The group contends that officers — who can be seen in the video with drawn weapons — did not identify themselves. The KPD's statement claims that officers did identify themselves on approach. Schurle's statement says that after their arrest, members of the collective were "thrown into holding cells and kept for hours without water or blankets and denied phone calls to their loved ones."

Two of the eight volunteers arrested were released on bond Thursday, while the rest were held until Friday, close to 48 hours after their arrest. They were held in Kenosha's County Jail in pre-trial detention, all on misdemeanor disorderly conduct charges, according to booking information available through the Kenosha County Sheriffs' Department. After their release, activists struggled for several more hours to reclaim their personal belongings like phones and wallets from the police department. 

Art Heitzer, a member of the Wisconsin National Lawyers' Guild's steering committee, told Insider that long hold times are a tactic police use to keep activists off the streets, citing similar patterns of arrests during the 2008 Republian National Convention in St. Paul, Minnesota. Heitzer said the Riot Kitchen crew were not alone in their experience.

"We know of activists from the Southeast Wisconsin area who were picked up and held more than 24 hours, which is unusual," Heitzer said. "The numbers of people admitted to the Kenosha County Jail do not appear to justify any such delays." According to inmate records, 52 people were booked into the jail in between August 26 and August 27. 

Heitzer noted that the KPD's statement claims the arrests were "spurred by reports of suspicious looking people or vehicles, without any definition of what suspicious meant."

In a statement released Friday, the NLG alleged this was part of a double standard, in which law enforcement specifically targeted mobile kitchen workers and other supporting activists like street medics.

"The Milwaukee NLG expresses its extreme concern over the actions of the Kenosha police and law-enforcement authorities in Kenosha, including the apparent double standard in seizing and arresting street medics and those attempting to supply food in a mobile kitchen, although failing to enforce the curfew against -- and even encouraging -- heavily armed militia, including the 17-year-old admitted killer of protesters.

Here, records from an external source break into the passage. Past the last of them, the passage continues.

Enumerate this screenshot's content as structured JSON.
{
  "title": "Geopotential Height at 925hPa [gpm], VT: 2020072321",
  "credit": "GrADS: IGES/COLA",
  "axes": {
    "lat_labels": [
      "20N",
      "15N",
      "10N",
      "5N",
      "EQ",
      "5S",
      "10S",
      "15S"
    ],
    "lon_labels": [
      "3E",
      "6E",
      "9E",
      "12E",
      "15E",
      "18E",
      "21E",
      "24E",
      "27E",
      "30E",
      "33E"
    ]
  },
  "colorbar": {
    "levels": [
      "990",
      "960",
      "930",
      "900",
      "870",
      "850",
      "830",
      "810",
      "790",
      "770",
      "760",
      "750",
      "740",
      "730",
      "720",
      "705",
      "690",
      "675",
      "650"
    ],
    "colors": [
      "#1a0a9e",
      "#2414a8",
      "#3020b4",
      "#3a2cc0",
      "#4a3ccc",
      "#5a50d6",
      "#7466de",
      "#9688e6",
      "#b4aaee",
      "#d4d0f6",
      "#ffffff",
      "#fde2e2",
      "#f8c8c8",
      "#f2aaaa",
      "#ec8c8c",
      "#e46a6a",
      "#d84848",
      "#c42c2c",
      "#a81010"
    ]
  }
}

We are also concerned and investigating video documentation and eyewitness reports of civilians being seized off the street or from inside their cars, and forced into unmarked vehicles, often with no license plates, by unknown authorities, and then being held without processing for many, many hours."

Kyle Rittenhouse, the 17-year-old militia member charged with killing two protesters on Tuesday, was allowed free reign of the city while carrying a firearm, and accepted a gift of bottled water from police officers before the shooting. 

The KPD alleges that gas masks, body armor, and "illegal fireworks" were discovered in vehicles associated with Riot Kitchen. The KPD did not return Insider's request for clarification on the nature of items discovered in the vehicles. As of Monday, Riot Kitchen's vehicles are still in the city impound lot.